'Öldürmeyen mermi güç verir'
ABONE OL

15 Temmuz 2016… Türk milletinin asla unutamayacağı bir tarih ve Türk demokrasi sürecinde önemli bir dönüm noktası. Darbe başarısızlıkla sonuçlandı. Cumhurbaşkanı Recep Tayyip Erdoğan’ın liderliğindeki Türkiye ise bu musibetten eskisinden daha güçlü çıktı. O gece hem şahsım hem de çoğu Türk açısından modern Türk milletinin yeniden doğuşu niteliğinde oldu. Türk milleti o gün kendini tankların önüne attı. Vatandaşlar darbecilere karşı çıplak elleriyle göğüs gerdi. Darbecilere karşı koymak üzere sokağa çıktılar ve demokrasinin zaferini, demokrasi döneminin mimarı olan liderlerinin yanında olduklarını ilan ettiler. 

ESKİYİ TAMİR DÖNEMİ

Erdoğan, Başbakanlığa geldikten sonra barış elini uzatıp sevgi ve muhabbeti her yana yaydı. Tarihi bir düşmanlığın ardından Ermenilerle barıştı. Bu arada Irak ve Suriye ile iş birliğini geliştirme yoluna gitti. Bunu yaparken de kendi milletinin evlatları olan Kürtleri de unutmadı. Şehirlerinin, köylerinin geçmişte yasaklanmış olan Kürtçe isimlerini iade etti. Resmi olarak Kürtçe hutbeye izin verdi. Buna bağlı olarak Kürtçe yayın yapan bir televizyon kurdu. Bütün bunlar ve fazlası bir mucizeydi; maddi manevi bir karışımdı. Türkiye, sadece çağlara uzanan muazzam tarihi olan bir ülke değil; Türkiye, büyük bir İslam ülkesi olarak sahip olduğu gücüyle, büyüyen dev ekonomisiyle dikkat çeken bir ülkedir. Bu ekonomi Erdoğan döneminde dünyanın en büyük ekonomilerinden biri haline geldi. 

TÜRKİYE VE ERDOĞAN 

Erdoğan ülkesine yeni ufuklar açmış bir liderdir. O, babadır, gözetmendir, eğitmendir, öğretmendir, arkadaştır, öğütçüdür. Onu anlama fırsatı bulamamış genç bir kuşak var olsa da bu kuşak Türkiye’deki tecrübe sayesinde artık Erdoğan gibi muazzam bir liderin hayatını parantez içinde özetlemenin mümkün olmadığını çok iyi bilmektedir. 

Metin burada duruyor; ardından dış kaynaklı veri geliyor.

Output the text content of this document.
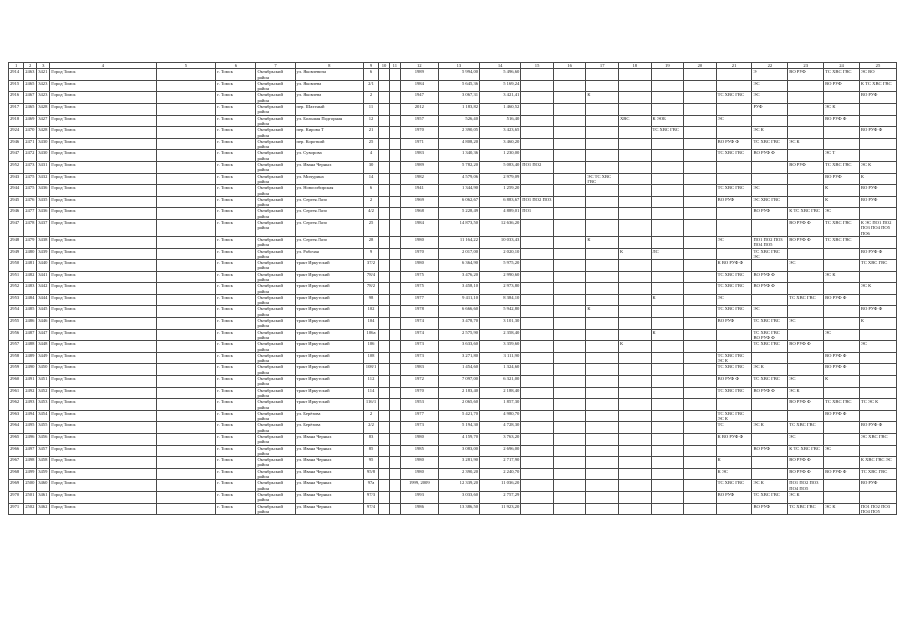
1	2	3	4	5	6	7	8	9	10	11	12	13	14	15	16	17	18	19	20	21	22	23	24	25
2914	2463	3421	Город Томск		г. Томск	Октябрьский район	ул. Яковлевича	6			1989	5 994,00	5 496,60								Э	ВО РУФ	ТС ХВС ГВС	ЭС ВО
2915	2465	3423	Город Томск		г. Томск	Октябрьский район	ул. Яковлева	2/1			1984	5 645,36	5 169,24								ЭС		ВО РУФ	К ТС ХВС ГВС
2916	2467	3423	Город Томск		г. Томск	Октябрьский район	ул. Яковлева	2			1947	3 067,31	3 421,41			К				ТС ХВС ГВС	ЭС			ВО РУФ
2917	2465	3428	Город Томск		г. Томск	Октябрьский район	пер. Шахтный	11			2012	1 183,82	1 460,52								РУФ		ЭС К	
2918	2469	3427	Город Томск		г. Томск	Октябрьский район	ул. Большая Подгорная	12			1957	526,40	516,40				ХВС	К ЭОБ		ЭС			ВО РУФ Ф	
2924	2470	3428	Город Томск		г. Томск	Октябрьский район	пер. Кирова Т	21			1970	2 390,05	3 423,65					ТС ХВС ГВС			ЭС К			ВО РУФ Ф
2946	2471	3430	Город Томск		г. Томск	Октябрьский район	пер. Короткий	25			1971	4 808,20	3 460,20							ВО РУФ Ф	ТС ХВС ГВС	ЭС К		
2947	2472	3430	Город Томск		г. Томск	Октябрьский район	ул. Суворова	4			1983	1 340,36	1 230,00							ТС ХВС ГВС	ВО РУФ Ф		ЭС Т	
2952	2473	3431	Город Томск		г. Томск	Октябрьский район	ул. Ивана Черных	30			1989	5 782,20	5 083,40	ПО1 ПО2								ВО РУФ	ТС ХВС ГВС	ЭС К
2943	2475	3432	Город Томск		г. Томск	Октябрьский район	ул. Мичурина	14			1982	4 579,06	2 979,09			ЭС ТС ХВС ГВС							ВО РУФ	К
2944	2475	3436	Город Томск		г. Томск	Октябрьский район	ул. Новосибирская	6			1941	1 344,90	1 259,20							ТС ХВС ГВС	ЭС		К	ВО РУФ
2945	2476	3435	Город Томск		г. Томск	Октябрьский район	ул. Сергея Лазо	2			1969	6 062,67	6 883,67	ПО1 ПО2 ПО3						ВО РУФ	ЭС ХВС ГВС		К	ВО РУФ
2946	2477	3436	Город Томск		г. Томск	Октябрьский район	ул. Сергея Лазо	4/2			1968	5 228,49	4 889,01	ПО1							ВО РУФ	К ТС ХВС ГВС	ЭС	
2947	2478	3437	Город Томск		г. Томск	Октябрьский район	ул. Сергея Лазо	25			1984	14 873,50	12 636,20									ВО РУФ Ф	ТС ХВС ГВС	К ЭС ПО1 ПО2 ПО3 ПО4 ПО5 ПО6
2948	2479	3438	Город Томск		г. Томск	Октябрьский район	ул. Сергея Лазо	28			1980	11 164,22	10 033,43			К				ЭС	ПО1 ПО2 ПО3 ПО4 ПО5	ВО РУФ Ф	ТС ХВС ГВС	
2949	2480	3439	Город Томск		г. Томск	Октябрьский район	ул. Рабочая	9			1970	2 017,00	2 020,10				К	ЛС			ТС ХВС ГВС ЭС			ВО РУФ Ф
2950	2481	3440	Город Томск		г. Томск	Октябрьский район	тракт Иркутский	37/2			1980	6 364,90	5 975,20							К ВО РУФ Ф		ЭС		ТС ХВС ГВС
2951	2482	3441	Город Томск		г. Томск	Октябрьский район	тракт Иркутский	78/4			1975	3 476,20	2 990,60							ТС ХВС ГВС	ВО РУФ Ф		ЭС К	
2952	2483	3442	Город Томск		г. Томск	Октябрьский район	тракт Иркутский	78/2			1975	3 458,10	2 973,80							ТС ХВС ГВС	ВО РУФ Ф			ЭС К
2953	2484	3444	Город Томск		г. Томск	Октябрьский район	тракт Иркутский	98			1977	9 411,10	8 384,10					К		ЭС		ТС ХВС ГВС	ВО РУФ Ф	
2954	2485	3445	Город Томск		г. Томск	Октябрьский район	тракт Иркутский	102			1978	6 666,60	5 942,80			К				ТС ХВС ГВС	ЭС			ВО РУФ Ф
2955	2486	3446	Город Томск		г. Томск	Октябрьский район	тракт Иркутский	104			1974	3 478,70	3 101,30							ВО РУФ	ТС ХВС ГВС	ЭС		К
2956	2487	3447	Город Томск		г. Томск	Октябрьский район	тракт Иркутский	106а			1974	2 575,90	2 358,40					К			ТС ХВС ГВС ВО РУФ Ф		ЭС	
2957	2488	3448	Город Томск		г. Томск	Октябрьский район	тракт Иркутский	106			1973	3 633,60	3 359,60				К				ТС ХВС ГВС	ВО РУФ Ф		ЭС
2958	2489	3449	Город Томск		г. Томск	Октябрьский район	тракт Иркутский	108			1973	3 271,80	3 111,90							ТС ХВС ГВС ЭС К			ВО РУФ Ф	
2959	2490	3450	Город Томск		г. Томск	Октябрьский район	тракт Иркутский	108/1			1983	1 454,60	1 324,60							ТС ХВС ГВС	ЭС К		ВО РУФ Ф	
2960	2491	3451	Город Томск		г. Томск	Октябрьский район	тракт Иркутский	112			1972	7 097,00	6 321,00							ВО РУФ Ф	ТС ХВС ГВС	ЭС	К	
2961	2492	3452	Город Томск		г. Томск	Октябрьский район	тракт Иркутский	114			1970	2 183,40	2 188,40							ТС ХВС ГВС	ВО РУФ Ф	ЭС К		
2962	2493	3453	Город Томск		г. Томск	Октябрьский район	тракт Иркутский	116/1			1953	2 065,60	1 857,30									ВО РУФ Ф	ТС ХВС ГВС	ТС ЭС К
2963	2494	3454	Город Томск		г. Томск	Октябрьский район	ул. Берёзова	2			1977	5 421,70	4 980,70							ТС ХВС ГВС ЭС К			ВО РУФ Ф	
2964	2495	3455	Город Томск		г. Томск	Октябрьский район	ул. Берёзова	2/2			1973	5 194,30	4 728,30							ТС	ЭС К	ТС ХВС ГВС		ВО РУФ Ф
2965	2496	3456	Город Томск		г. Томск	Октябрьский район	ул. Ивана Черных	83			1980	4 159,70	3 763,20							К ВО РУФ Ф		ЭС		ЭС ХВС ГВС
2966	2497	3457	Город Томск		г. Томск	Октябрьский район	ул. Ивана Черных	85			1985	3 083,00	2 696,00								ВО РУФ	К ТС ХВС ГВС	ЭС	
2967	2498	3458	Город Томск		г. Томск	Октябрьский район	ул. Ивана Черных	95			1980	3 281,90	2 717,90							К		ВО РУФ Ф		К ХВС ГВС ЭС
2968	2499	3459	Город Томск		г. Томск	Октябрьский район	ул. Ивана Черных	95/8			1980	2 390,20	2 240,70							К ЭС		ВО РУФ Ф	ВО РУФ Ф	ТС ХВС ГВС
2969	2500	3460	Город Томск		г. Томск	Октябрьский район	ул. Ивана Черных	97а			1999, 2009	12 339,20	11 036,20							ТС ХВС ГВС	ЭС К	ПО1 ПО2 ПО3 ПО4 ПО5		ВО РУФ
2970	2501	3461	Город Томск		г. Томск	Октябрьский район	ул. Ивана Черных	97/3			1993	3 033,60	2 757,29							ВО РУФ	ТС ХВС ГВС	ЭС К		
2971	2502	3462	Город Томск		г. Томск	Октябрьский район	ул. Ивана Черных	97/4			1986	13 386,50	11 923,20								ВО РУФ	ТС ХВС ГВС	ЭС К	ПО1 ПО2 ПО3 ПО4 ПО5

Erdoğan düşünceleri ve düşleriyle, sadece kendi vatandaşları için değil, farklı dilleri, dinleri, milliyetleriyle dünyanın dört bir yanından gelmiş misafirleri için de onurlu bir hayat kurma projesiyle dipdiri ayakta durmaktadır. 

Ancak Türkiye tevazu sahibi bir ülkedir. İnsanı hayretler içinde bırakan şey ise söz konusu tevazuun altında muazzam büyüklükte bir sağduyu, nezaket, kuvvet, kendini bilme, sezgi, titiz teşhis ve başkasına duyulan saygının yatıyor olmasıdır. Bu etkenler, güçlü ve müreffeh toplumların yakalandığı kibirlernme hastalığını Türkiye toplumundan uzak tutan etkenler olmuştur. 

Büyük Türkiye’yi inşa eden Erdoğan sadece Türkler için değil, bütün Müslümanlar için, İslam için bir lider olmayı, bir önder olmayı hak ediyor. O İslam ki ona tutunmayı bıraktığımız an, bizim kaderlerimizi bir eden birçok şeyi kaybettik.